Welcome to [Škardová, Daby-Seesaram, Genet, Submitted]’s demos!#
These demos are based on the NeuROM-py code version 3.1.6 and allow reproducing most figures of our paper [Škardová, Daby-Seesaram, Genet, Submitted].
The notebooks can be executed online with binder (no download required).
Finite Element Neural Network Interpolation: Interpretable Neural Networks for solving PDEs#
In this paper, we present the Finite Element Neural Network Interpolation framework – a structured neural network designed to perform interpolation using standard finite element shape functions. Similarly to classical Physics-informed neural networks, the knowledge of the underlying physics is incorporated into the model through an appropriate definition of the loss function.

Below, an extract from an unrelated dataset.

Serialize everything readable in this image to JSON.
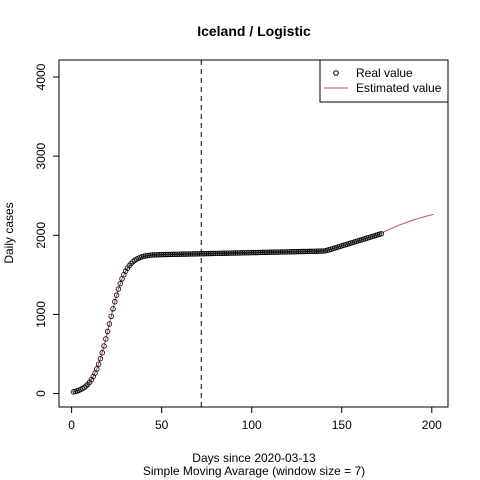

Due to the specific structure of the neural network, the number of trained parameters is significantly lower than in fully connected neural networks. The individual weights and biases have a clear interpretation. Thanks to this feature, the model can be used to solve PDEs of fixed mesh as well as r- and rh-adaptive ones without any change to the model architecture. The interpretability also enables the strong imposition of Dirichlet boundary conditions, avoiding the challenges associated with including additional terms in the loss function. Furthermore, the model’s specific architecture can be leveraged to implement transfer learning techniques.
In this paper, we present the capabilities of the model in 1D and 2D test cases. The training is performed using several combinations of physics-informed loss functions, optimizers, and training strategies. The benefits and limitations of the tested variants are discussed.